Il nous semble important de faire la différence par rapport aux places concurrentes en nous engageant pour une finance responsable et durable. Au fond, la place de New York et la place de Londres sont caractéristiques d'une certaine « finance pour la finance ». À Paris, l'industrie financière française s'engage dans la lutte contre le changement climatique. L'an dernier, nous avons organisé le Climate Finance Day, à l'UNESCO, avec la Caisse des dépôts et consignations et la Banque européenne d'investissement (BEI), dans le cadre de la préparation de la COP21. Ce fut le point de départ d'une mobilisation de tous les acteurs financiers, des grandes banques, des grandes compagnies d'assurances.
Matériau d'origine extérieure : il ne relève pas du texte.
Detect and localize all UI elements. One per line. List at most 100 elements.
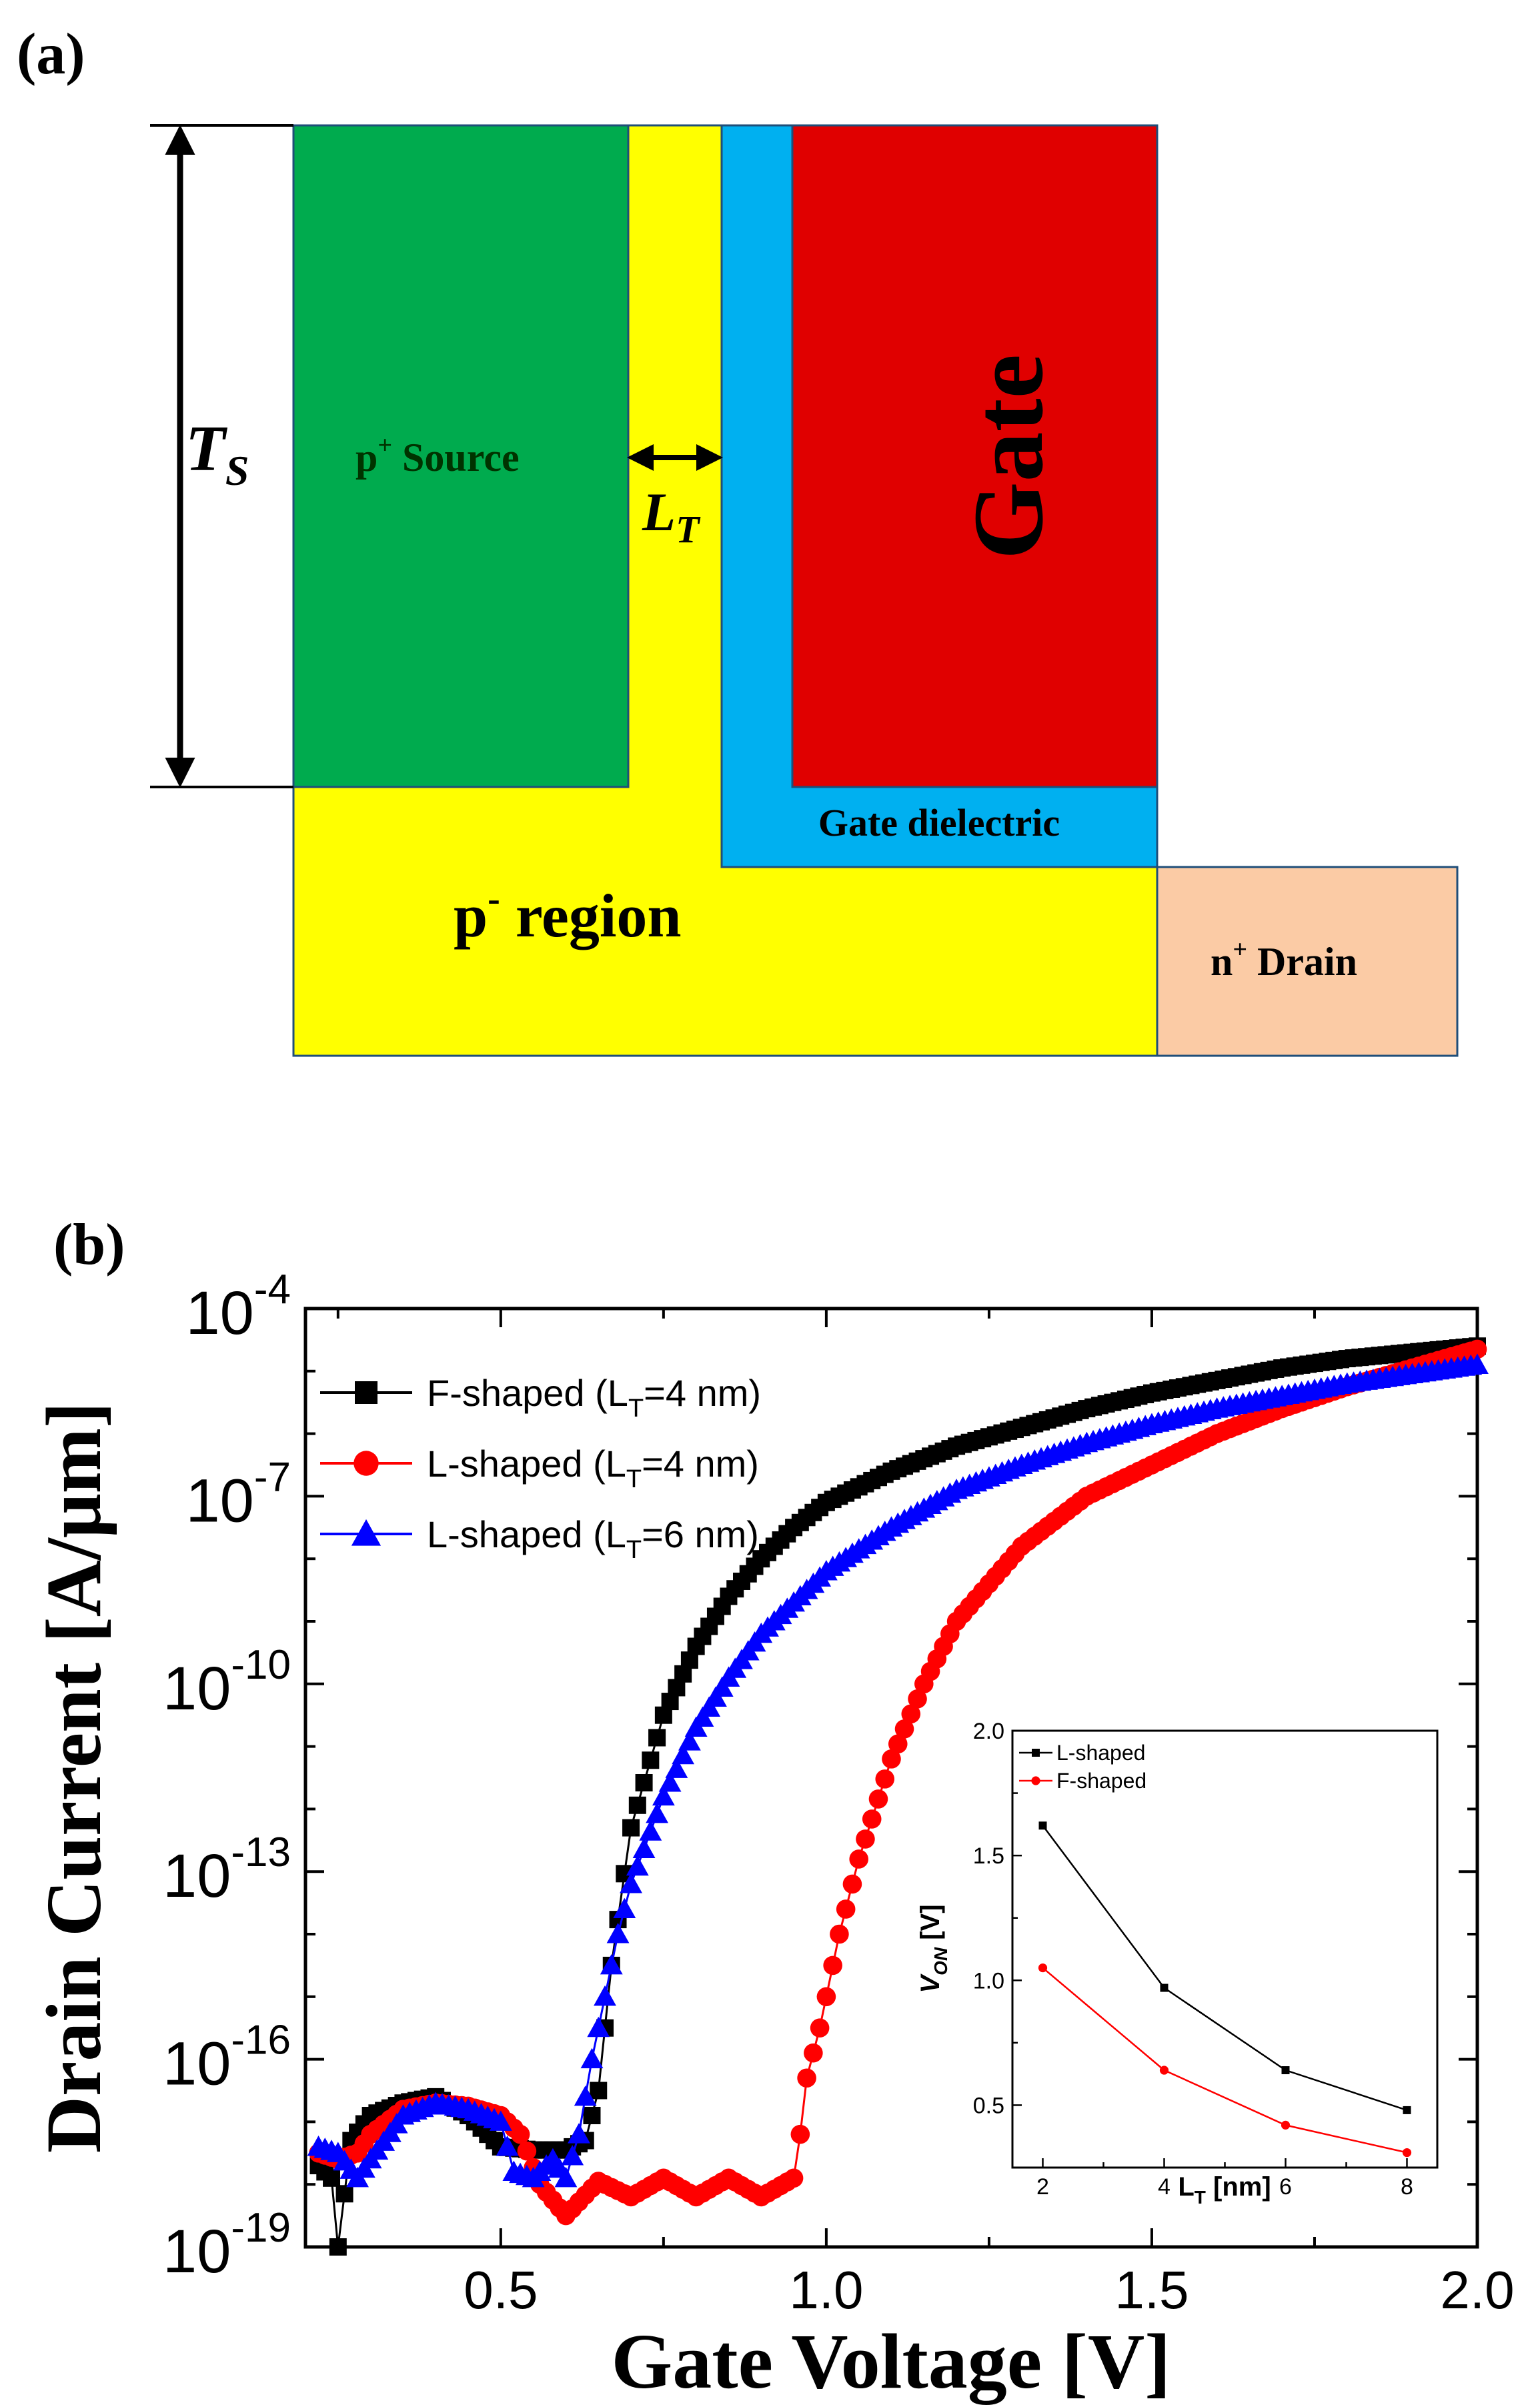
panel-b-label: (b) [53,1213,125,1277]
p-plus-source-shape [292,124,630,788]
data-point [510,2124,530,2144]
y-tick-label: 10-4 [186,1267,291,1347]
data-point [594,1985,616,2006]
data-point [1467,1339,1487,1359]
data-point [648,1729,666,1747]
inset-legend-entry: L-shaped [1019,1741,1145,1765]
inset-tick-labels: 2 4 6 8 0.5 1.0 1.5 2.0 [973,1719,1413,2200]
legend-label: L-shaped (LT=6 nm) [427,1513,759,1564]
inset-data-point [1159,2066,1169,2075]
data-point [329,2238,347,2256]
inset-data-point [1281,2120,1291,2130]
inset-x-tick-label: 6 [1279,2174,1292,2200]
data-point [894,1719,914,1739]
data-point [568,2123,590,2144]
legend-marker [351,1519,381,1546]
data-point [672,1743,695,1765]
data-point [836,1899,856,1919]
inset-ticks [1012,1729,1408,2169]
inset-y-axis-title: VON [V] [916,1904,951,1993]
gate-shape [791,124,1159,788]
inset-legend-entry: F-shaped [1019,1769,1146,1793]
n-plus-drain-shape [1156,866,1459,1057]
inset-data-point [1160,1983,1169,1992]
data-point [580,2048,604,2069]
data-point [587,2016,610,2038]
data-point [632,1837,656,1858]
data-point [489,2110,512,2131]
x-axis-title: Gate Voltage [V] [612,2318,1171,2405]
inset-legend-label: L-shaped [1056,1741,1145,1765]
inset-legend-marker [1031,1776,1040,1785]
data-point [784,2168,804,2188]
inset-x-tick-label: 8 [1401,2174,1413,2200]
y-tick-label: 10-10 [163,1642,291,1723]
main-tick-labels: 0.5 1.0 1.5 2.0 10-19 10-16 10-13 10-10 10-7 10-4 [163,1267,1515,2320]
data-point [816,1987,836,2007]
inset-legend-marker [1032,1749,1040,1757]
x-tick-label: 1.5 [1114,2260,1189,2320]
inset-series [1038,1821,1412,2158]
inset-series-line [1042,1967,1407,2154]
data-point [646,1803,668,1823]
inset-plot-frame [1011,1729,1439,2169]
data-point [517,2141,537,2161]
data-point [613,1897,636,1918]
panel-a: (a) TS LT p+ Source Gate Gate dielectric… [17,22,1459,1057]
main-ticks [305,1307,1479,2248]
legend-entry: L-shaped (LT=6 nm) [320,1513,759,1564]
inset-x-axis-title: LT [nm] [1178,2172,1271,2208]
data-point [642,1751,660,1769]
data-point [882,1749,901,1769]
legend-marker [353,1451,379,1476]
data-point [856,1829,875,1849]
data-point [849,1849,868,1869]
inset-x-tick-label: 4 [1158,2174,1171,2200]
gate-label: Gate [953,354,1064,560]
data-point [665,1757,688,1778]
inset-data-point [1038,1821,1047,1830]
main-series [307,1337,1489,2256]
inset-y-tick-label: 1.0 [973,1968,1004,1993]
lt-label: LT [642,482,701,551]
data-point [678,1730,701,1751]
data-point [804,2043,823,2063]
data-point [496,2136,519,2156]
x-tick-label: 0.5 [464,2260,538,2320]
data-point [810,2018,830,2038]
data-point [658,1771,682,1792]
y-tick-label: 10-7 [186,1454,291,1535]
inset-series-line [1042,1825,1407,2112]
inset-data-point [1038,1963,1048,1973]
data-point [639,1820,662,1841]
ts-label: TS [185,413,249,494]
y-tick-label: 10-19 [163,2205,291,2286]
y-tick-label: 10-16 [163,2018,291,2098]
main-plot-frame [303,1307,1479,2249]
inset-x-tick-label: 2 [1036,2174,1049,2200]
inset-data-point [1281,2066,1290,2075]
data-point [606,1923,630,1943]
data-point [620,1873,642,1893]
data-point [335,2185,353,2203]
inset-legend: L-shaped F-shaped [1019,1741,1146,1793]
data-point [561,2145,584,2166]
legend-label: F-shaped (LT=4 nm) [427,1372,761,1423]
p-region-label: p- region [454,878,682,950]
data-point [628,1796,646,1814]
data-point [583,2107,601,2125]
y-tick-label: 10-13 [163,1829,291,1910]
x-tick-label: 1.0 [789,2260,863,2320]
data-point [622,1819,640,1837]
data-point [790,2124,810,2144]
data-point [888,1734,908,1754]
data-point [823,1955,842,1975]
gate-dielectric-label: Gate dielectric [818,801,1060,844]
legend: F-shaped (LT=4 nm) L-shaped (LT=4 nm) L-sh… [320,1372,761,1564]
data-point [901,1704,921,1724]
data-point [868,1789,888,1809]
data-point [574,2085,597,2106]
panel-b: (b) 0.5 1.0 1.5 2.0 10-19 10-16 10-13 10-10 10-7… [30,1213,1515,2405]
inset-data-point [1402,2148,1412,2158]
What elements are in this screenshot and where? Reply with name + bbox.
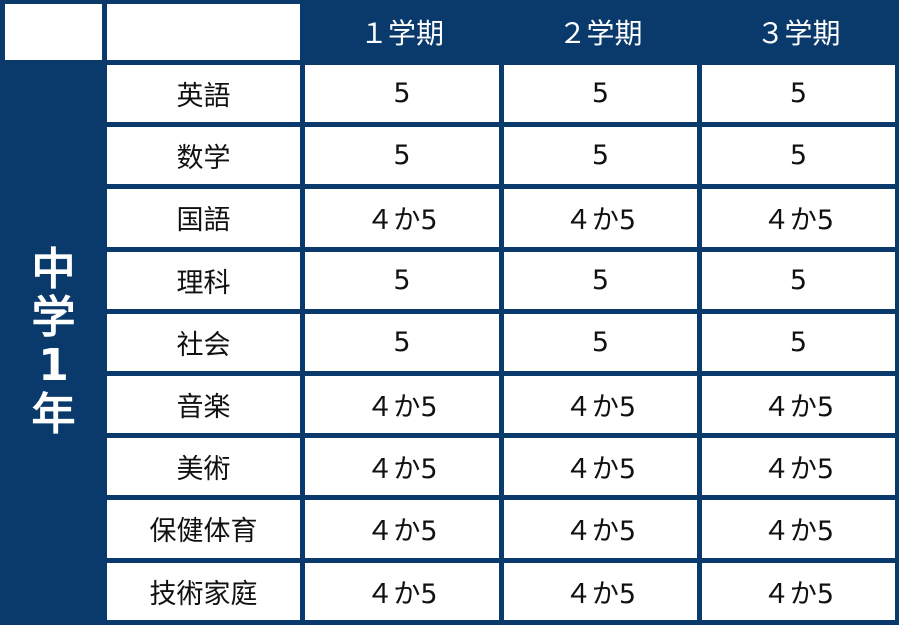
grade-cell: 5 <box>702 313 895 371</box>
subject-cell: 理科 <box>107 251 300 309</box>
grade-cell: ４か5 <box>305 438 499 496</box>
subject-cell: 美術 <box>107 438 300 496</box>
term-1-header: １学期 <box>305 4 499 60</box>
grade-cell: 5 <box>702 65 895 123</box>
year-char: 学 <box>31 291 76 343</box>
grade-cell: ４か5 <box>702 375 895 434</box>
grade-cell: 5 <box>504 127 697 185</box>
subject-cell: 技術家庭 <box>107 562 300 620</box>
subject-cell: 音楽 <box>107 375 300 434</box>
grade-cell: ４か5 <box>702 500 895 558</box>
grade-cell: 5 <box>504 65 697 123</box>
grade-cell: 5 <box>305 251 499 309</box>
grade-cell: ４か5 <box>305 500 499 558</box>
grade-cell: 5 <box>305 313 499 371</box>
grade-cell: ４か5 <box>504 438 697 496</box>
grade-cell: ４か5 <box>305 189 499 247</box>
subject-header-cell <box>107 4 300 60</box>
grade-cell: 5 <box>504 251 697 309</box>
grade-cell: 5 <box>702 251 895 309</box>
year-char: 1 <box>38 340 69 392</box>
grade-year-label: 中 学 1 年 <box>5 65 102 620</box>
subject-cell: 数学 <box>107 127 300 185</box>
term-3-header: ３学期 <box>702 4 895 60</box>
grade-cell: ４か5 <box>702 438 895 496</box>
grade-cell: ４か5 <box>504 189 697 247</box>
grade-cell: ４か5 <box>702 562 895 620</box>
grade-cell: 5 <box>702 127 895 185</box>
grade-cell: ４か5 <box>504 375 697 434</box>
subject-cell: 英語 <box>107 65 300 123</box>
year-char: 中 <box>31 243 76 295</box>
subject-cell: 国語 <box>107 189 300 247</box>
year-char: 年 <box>31 388 76 440</box>
subject-cell: 社会 <box>107 313 300 371</box>
corner-cell <box>5 4 102 60</box>
grade-cell: ４か5 <box>504 562 697 620</box>
grade-cell: ４か5 <box>504 500 697 558</box>
grade-cell: 5 <box>305 127 499 185</box>
grade-cell: ４か5 <box>702 189 895 247</box>
grade-cell: ４か5 <box>305 375 499 434</box>
term-2-header: ２学期 <box>504 4 697 60</box>
grade-cell: 5 <box>305 65 499 123</box>
grade-cell: ４か5 <box>305 562 499 620</box>
subject-cell: 保健体育 <box>107 500 300 558</box>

Quant aux green bonds évoqués tout à l'heure, ils ont représenté un montant de 50 milliards de dollars en 2015, contre moins de 40 milliards de dollars en 2014. Avec le Paris Green Financial Center, nous avons pris une initiative pour que cette dimension soit un élément de l'image de marque de la place de Paris. Je pense que l'adhésion des collectivités territoriales sera d'autant plus forte que nous saurons mettre en exergue ce caractère responsable et durable de l'industrie financière.

Troisième et dernier point, il faut faire de Paris, aussi, la place de l'innovation numérique et des fintechs, en facilitant les levées de fonds, en stimulant l'écosystème, les échanges entre les start-up et les grands comptes, en soutenant aussi le pôle de compétitivité « Finance Innovation », créé au sein de Paris Europlace en 2007, en matière de labellisation et d'accompagnement des projets de création de nouvelles entreprises financières. Les fintechs représentent une partie de l'avenir de la finance ; Paris et la France doivent donc être à la pointe.